In his response to the fuel scarcity in the country in March 2015, Buhari criticised past governments and former president Jonathan for failing to fix refineries and leaving Nigerians at the mercy of fuel imports.

He reminded Nigerians that two of the four refineries in the country were built under his watch as petroleum minister in the 1970s.

“In my time as NNPC chairman and Petroleum Minister in the late 70s, two of our four refineries were built, and domestic consumption catered for. But over the last several years, our refineries have declined, and we are at the mercy of imports,” Buhari said at the time.

Many Nigerians enthusiastically welcomed Buhari’s promise to end Nigeria’s years of fuel imports to allow citizens enjoy reliable supply and pricing.

As president, Buhari appointed himself petroleum minister and seemed ready for the important assignment. He pledged to revitalise the dysfunctional refineries and boost foreign reserves by ending the importation of refined fuel.

On August 4, 2015, Buhari appointed Ibe Kachikwu as the new Group Managing Director of the NNPC. Kachikwu vowed to resign if Nigeria continued to import fuel by 2019.

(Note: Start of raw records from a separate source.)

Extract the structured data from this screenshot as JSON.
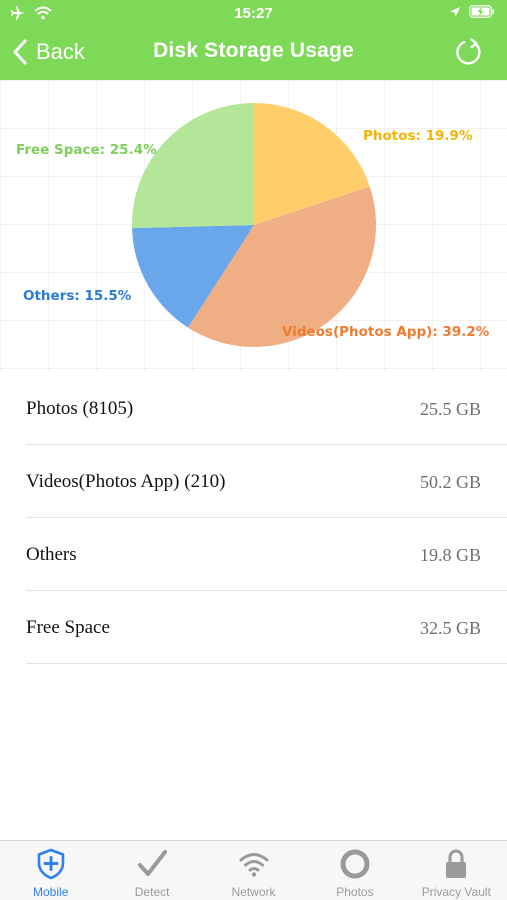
{
  "status_bar": {
    "time": "15:27"
  },
  "nav": {
    "back_label": "Back",
    "title": "Disk Storage Usage"
  },
  "chart_data": {
    "type": "pie",
    "slices": [
      {
        "label": "Photos: 19.9%",
        "category": "Photos",
        "value": 19.9,
        "color": "#ffce6b",
        "label_color": "#f5b400"
      },
      {
        "label": "Videos(Photos App): 39.2%",
        "category": "Videos(Photos App)",
        "value": 39.2,
        "color": "#efae84",
        "label_color": "#f07a2e"
      },
      {
        "label": "Others: 15.5%",
        "category": "Others",
        "value": 15.5,
        "color": "#6aa6ea",
        "label_color": "#2a7ad8"
      },
      {
        "label": "Free Space: 25.4%",
        "category": "Free Space",
        "value": 25.4,
        "color": "#b3e699",
        "label_color": "#7ecf5b"
      }
    ]
  },
  "storage_list": [
    {
      "name": "Photos (8105)",
      "size": "25.5 GB"
    },
    {
      "name": "Videos(Photos App) (210)",
      "size": "50.2 GB"
    },
    {
      "name": "Others",
      "size": "19.8 GB"
    },
    {
      "name": "Free Space",
      "size": "32.5 GB"
    }
  ],
  "tabs": [
    {
      "label": "Mobile",
      "icon": "shield-plus-icon",
      "active": true
    },
    {
      "label": "Detect",
      "icon": "checkmark-icon",
      "active": false
    },
    {
      "label": "Network",
      "icon": "wifi-icon",
      "active": false
    },
    {
      "label": "Photos",
      "icon": "ring-icon",
      "active": false
    },
    {
      "label": "Privacy Vault",
      "icon": "lock-icon",
      "active": false
    }
  ],
  "colors": {
    "header_bg": "#7dd957",
    "active_tab": "#2f7ff0",
    "inactive_tab": "#9a9a9a"
  }
}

In the interview, which lasted 23 minutes, Kachikwu promised to deliver on the completion of the refineries, saying he was committed to delivering ending Nigeria’s importation of petroleum products.

“2019 is the target time… I target 2019. If I don’t achieve it, I will walk…I put the date and I will achieve it,” the minister stated during an interview on BBC World Service programme, HardTalk, anchored by Stephen Sackur in 2017.

Crude oil accounts for around 95 percent of outgoing goods trade each year, yet Africa’s largest economy and the most populous nation is dependent on imported petrol, despite never-ending rehabilitation and turnaround maintenance.